With a rich heritage and a legacy of exceptional craftsmanship, Jaeger-LeCoultre continues to be a revered name in the world of horology, cherished by collectors and revered for its timeless creations.
The collaboration between Edmond Jaeger of Paris and LeCoultre resulted in their official merger in 1937. During their early years, watches bearing only the LeCoultre name were intended for the American market, while the rarer pieces featuring only Jaeger on the dial were likely sold in France. Although Jaeger-LeCoultre began producing their own movements and supplying them to other brands in the 1940s, they did not manufacture chronograph movements at that time. As a result, this particular watch houses the robust and finely crafted Universal Genève caliber 285.

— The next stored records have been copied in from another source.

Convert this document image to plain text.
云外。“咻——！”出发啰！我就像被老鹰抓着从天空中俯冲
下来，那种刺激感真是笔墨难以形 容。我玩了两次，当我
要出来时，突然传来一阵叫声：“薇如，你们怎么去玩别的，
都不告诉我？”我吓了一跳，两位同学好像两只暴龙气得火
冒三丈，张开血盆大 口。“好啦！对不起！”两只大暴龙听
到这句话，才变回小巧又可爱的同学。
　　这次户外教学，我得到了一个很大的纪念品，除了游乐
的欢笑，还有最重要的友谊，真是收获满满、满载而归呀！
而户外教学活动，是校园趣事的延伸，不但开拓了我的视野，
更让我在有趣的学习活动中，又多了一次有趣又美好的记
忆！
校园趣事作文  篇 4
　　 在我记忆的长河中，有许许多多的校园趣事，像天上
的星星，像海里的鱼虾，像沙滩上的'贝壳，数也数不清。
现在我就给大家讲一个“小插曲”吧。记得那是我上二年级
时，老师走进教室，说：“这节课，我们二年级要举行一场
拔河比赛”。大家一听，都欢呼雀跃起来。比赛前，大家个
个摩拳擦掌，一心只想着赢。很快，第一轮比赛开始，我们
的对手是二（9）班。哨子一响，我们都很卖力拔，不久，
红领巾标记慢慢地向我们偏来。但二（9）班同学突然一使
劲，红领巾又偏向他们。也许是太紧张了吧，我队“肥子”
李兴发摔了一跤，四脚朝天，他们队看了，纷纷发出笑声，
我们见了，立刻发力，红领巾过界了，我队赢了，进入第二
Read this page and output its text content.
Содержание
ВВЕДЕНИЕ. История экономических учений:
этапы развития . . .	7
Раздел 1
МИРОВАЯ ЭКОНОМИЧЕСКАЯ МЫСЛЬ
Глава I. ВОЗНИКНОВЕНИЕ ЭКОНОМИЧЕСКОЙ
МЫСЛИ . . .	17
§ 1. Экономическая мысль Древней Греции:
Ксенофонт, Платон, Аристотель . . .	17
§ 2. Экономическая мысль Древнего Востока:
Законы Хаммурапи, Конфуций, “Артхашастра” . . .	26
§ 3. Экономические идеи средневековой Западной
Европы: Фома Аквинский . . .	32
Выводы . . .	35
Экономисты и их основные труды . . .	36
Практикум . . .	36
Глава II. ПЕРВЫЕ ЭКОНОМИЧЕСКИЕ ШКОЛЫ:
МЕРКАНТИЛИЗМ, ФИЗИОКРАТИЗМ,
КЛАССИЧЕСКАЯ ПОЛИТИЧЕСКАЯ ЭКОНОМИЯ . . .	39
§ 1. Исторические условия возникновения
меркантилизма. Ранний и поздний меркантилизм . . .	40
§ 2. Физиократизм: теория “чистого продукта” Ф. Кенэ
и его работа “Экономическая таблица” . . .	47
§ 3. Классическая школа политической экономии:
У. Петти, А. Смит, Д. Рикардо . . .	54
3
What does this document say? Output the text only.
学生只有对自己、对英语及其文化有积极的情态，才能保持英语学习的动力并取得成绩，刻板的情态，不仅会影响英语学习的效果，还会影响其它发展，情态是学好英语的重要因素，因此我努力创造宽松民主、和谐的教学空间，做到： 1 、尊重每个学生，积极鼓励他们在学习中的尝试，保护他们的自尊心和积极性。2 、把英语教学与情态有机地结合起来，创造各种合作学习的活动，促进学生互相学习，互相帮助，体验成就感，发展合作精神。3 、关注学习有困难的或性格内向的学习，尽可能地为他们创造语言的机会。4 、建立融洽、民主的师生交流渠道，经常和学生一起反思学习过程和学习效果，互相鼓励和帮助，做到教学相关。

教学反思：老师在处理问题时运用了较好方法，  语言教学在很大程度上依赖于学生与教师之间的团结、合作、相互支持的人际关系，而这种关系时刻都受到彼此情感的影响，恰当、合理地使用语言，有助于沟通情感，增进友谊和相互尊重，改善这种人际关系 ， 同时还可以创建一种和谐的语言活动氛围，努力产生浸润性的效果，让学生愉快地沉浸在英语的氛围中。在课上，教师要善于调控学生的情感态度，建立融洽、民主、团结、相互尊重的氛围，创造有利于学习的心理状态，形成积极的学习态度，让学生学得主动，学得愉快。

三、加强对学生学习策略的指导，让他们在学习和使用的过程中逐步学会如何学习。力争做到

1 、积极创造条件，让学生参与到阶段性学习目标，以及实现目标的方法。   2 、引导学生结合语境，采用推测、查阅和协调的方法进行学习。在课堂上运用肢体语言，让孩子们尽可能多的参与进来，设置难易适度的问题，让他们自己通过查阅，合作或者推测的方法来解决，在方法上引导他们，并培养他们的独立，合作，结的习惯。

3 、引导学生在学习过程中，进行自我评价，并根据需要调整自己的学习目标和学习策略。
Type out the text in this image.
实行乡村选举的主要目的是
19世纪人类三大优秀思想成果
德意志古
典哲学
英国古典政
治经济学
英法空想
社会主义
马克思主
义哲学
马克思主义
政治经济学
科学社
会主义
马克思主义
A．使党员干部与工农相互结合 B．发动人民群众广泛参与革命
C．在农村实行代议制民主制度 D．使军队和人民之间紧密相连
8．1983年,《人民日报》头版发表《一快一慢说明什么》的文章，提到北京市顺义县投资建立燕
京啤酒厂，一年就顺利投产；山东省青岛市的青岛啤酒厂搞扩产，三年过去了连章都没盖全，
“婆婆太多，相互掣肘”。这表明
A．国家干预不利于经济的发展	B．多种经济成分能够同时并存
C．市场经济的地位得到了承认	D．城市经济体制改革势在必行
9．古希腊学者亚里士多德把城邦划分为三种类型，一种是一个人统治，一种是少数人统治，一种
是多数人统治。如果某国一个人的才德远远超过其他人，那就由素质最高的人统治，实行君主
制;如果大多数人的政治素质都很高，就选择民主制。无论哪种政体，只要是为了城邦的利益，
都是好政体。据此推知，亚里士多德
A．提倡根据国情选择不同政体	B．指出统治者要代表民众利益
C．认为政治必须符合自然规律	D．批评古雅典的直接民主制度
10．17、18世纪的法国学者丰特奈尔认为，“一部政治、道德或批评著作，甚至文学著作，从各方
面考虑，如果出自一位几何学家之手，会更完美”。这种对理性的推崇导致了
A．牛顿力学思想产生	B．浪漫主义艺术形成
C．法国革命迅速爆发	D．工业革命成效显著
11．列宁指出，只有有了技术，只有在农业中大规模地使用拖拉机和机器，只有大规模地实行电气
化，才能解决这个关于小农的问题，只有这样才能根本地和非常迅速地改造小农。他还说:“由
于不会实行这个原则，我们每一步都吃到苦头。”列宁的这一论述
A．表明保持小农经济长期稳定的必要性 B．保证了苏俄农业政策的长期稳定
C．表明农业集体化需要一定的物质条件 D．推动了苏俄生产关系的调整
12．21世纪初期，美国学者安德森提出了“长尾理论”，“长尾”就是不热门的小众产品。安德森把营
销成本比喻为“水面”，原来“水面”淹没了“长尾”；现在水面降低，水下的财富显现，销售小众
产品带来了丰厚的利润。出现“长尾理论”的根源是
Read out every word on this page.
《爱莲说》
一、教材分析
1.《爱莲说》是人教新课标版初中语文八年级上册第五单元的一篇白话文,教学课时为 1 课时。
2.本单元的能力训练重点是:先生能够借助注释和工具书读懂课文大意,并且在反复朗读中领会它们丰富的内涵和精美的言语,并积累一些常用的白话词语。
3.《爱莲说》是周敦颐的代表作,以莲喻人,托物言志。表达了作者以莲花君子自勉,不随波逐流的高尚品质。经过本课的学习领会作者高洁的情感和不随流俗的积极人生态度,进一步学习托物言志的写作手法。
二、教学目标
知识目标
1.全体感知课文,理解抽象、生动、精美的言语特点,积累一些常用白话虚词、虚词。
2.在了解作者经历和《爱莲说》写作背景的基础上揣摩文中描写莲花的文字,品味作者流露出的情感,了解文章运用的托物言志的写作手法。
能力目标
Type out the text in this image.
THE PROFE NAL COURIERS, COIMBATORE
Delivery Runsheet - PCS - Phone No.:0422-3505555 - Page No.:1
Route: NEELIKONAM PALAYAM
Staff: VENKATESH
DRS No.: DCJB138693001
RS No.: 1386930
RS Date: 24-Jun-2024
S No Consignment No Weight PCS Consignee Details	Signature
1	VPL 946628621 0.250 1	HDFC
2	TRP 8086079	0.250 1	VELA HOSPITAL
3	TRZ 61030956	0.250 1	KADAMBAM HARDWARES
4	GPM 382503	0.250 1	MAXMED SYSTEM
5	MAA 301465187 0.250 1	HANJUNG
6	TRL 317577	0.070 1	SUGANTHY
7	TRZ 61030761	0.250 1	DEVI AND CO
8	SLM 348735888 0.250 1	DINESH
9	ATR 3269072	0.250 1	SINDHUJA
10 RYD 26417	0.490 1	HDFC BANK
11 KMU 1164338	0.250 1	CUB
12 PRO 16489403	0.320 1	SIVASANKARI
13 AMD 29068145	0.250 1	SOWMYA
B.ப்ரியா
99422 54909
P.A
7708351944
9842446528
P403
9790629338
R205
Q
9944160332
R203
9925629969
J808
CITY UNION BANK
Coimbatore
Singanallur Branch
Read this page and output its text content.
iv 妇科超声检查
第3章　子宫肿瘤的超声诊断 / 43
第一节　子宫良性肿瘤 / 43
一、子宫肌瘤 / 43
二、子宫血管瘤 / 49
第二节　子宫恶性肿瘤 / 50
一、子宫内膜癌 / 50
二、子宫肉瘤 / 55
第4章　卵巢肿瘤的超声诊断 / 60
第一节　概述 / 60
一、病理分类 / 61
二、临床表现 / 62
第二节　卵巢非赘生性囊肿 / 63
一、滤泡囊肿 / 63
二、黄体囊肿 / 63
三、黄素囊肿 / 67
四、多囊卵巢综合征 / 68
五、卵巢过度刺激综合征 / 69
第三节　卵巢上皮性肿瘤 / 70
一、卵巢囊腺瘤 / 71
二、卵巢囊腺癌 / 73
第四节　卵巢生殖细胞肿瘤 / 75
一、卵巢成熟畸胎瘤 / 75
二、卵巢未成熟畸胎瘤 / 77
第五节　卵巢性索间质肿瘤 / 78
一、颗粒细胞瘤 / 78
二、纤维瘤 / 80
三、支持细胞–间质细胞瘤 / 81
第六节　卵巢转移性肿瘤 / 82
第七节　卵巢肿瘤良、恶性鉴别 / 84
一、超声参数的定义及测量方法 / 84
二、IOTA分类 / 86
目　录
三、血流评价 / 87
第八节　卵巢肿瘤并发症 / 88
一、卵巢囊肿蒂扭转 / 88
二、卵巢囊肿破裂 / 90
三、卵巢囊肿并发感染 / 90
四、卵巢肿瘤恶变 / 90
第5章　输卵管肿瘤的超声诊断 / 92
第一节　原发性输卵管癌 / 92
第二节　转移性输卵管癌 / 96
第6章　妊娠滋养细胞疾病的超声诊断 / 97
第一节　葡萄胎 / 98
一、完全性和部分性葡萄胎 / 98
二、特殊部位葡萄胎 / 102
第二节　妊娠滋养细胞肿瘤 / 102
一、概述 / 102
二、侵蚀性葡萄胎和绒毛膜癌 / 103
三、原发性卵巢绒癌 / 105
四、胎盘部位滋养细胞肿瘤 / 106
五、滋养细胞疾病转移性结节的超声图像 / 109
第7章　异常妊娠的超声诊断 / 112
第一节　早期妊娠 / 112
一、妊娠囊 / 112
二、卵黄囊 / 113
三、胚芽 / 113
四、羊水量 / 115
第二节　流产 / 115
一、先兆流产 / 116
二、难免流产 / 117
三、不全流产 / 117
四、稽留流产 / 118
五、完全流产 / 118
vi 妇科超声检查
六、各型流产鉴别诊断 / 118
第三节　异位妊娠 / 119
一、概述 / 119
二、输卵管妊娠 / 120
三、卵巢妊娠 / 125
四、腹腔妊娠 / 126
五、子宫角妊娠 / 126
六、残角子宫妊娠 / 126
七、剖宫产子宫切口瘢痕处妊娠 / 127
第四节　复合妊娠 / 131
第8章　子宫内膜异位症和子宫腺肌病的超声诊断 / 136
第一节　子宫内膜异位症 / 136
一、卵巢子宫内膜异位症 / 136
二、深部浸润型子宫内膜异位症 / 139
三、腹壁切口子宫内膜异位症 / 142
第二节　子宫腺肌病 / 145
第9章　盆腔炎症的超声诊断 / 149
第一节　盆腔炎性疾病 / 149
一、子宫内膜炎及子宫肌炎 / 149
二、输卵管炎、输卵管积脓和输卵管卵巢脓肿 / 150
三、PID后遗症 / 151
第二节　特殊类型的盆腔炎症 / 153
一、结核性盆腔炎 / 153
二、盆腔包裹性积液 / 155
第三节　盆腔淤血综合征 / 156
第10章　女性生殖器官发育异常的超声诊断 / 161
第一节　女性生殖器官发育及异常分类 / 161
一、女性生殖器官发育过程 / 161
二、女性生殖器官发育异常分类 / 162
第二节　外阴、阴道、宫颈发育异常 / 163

Presented here is a remarkable timepiece that stands out with its unique dial design, configuration and condition. Despite being 70 years old, the watch remains in an immaculate and untouched condition. Its original white ‘telephone-style’ dial, adorned with black printing, exudes an even warm patina and radiates light. Notably, the chronograph minutes counter exhibits three extended markers indicating the elapsed 3, 6, and 9 minutes. This intriguing dial configuration was employed during a period when phone calls in Western Europe were billed in three-minute increments. Adding to its allure, the watch boasts a large, smooth bezel that accentuates its size, bestowing upon it a contemporary aesthetic that is sure to captivate vintage chronograph enthusiasts. The case which is in very good and original condition measures 35 mm excluding the crown. The movement is in very good condition and keeps time accurately.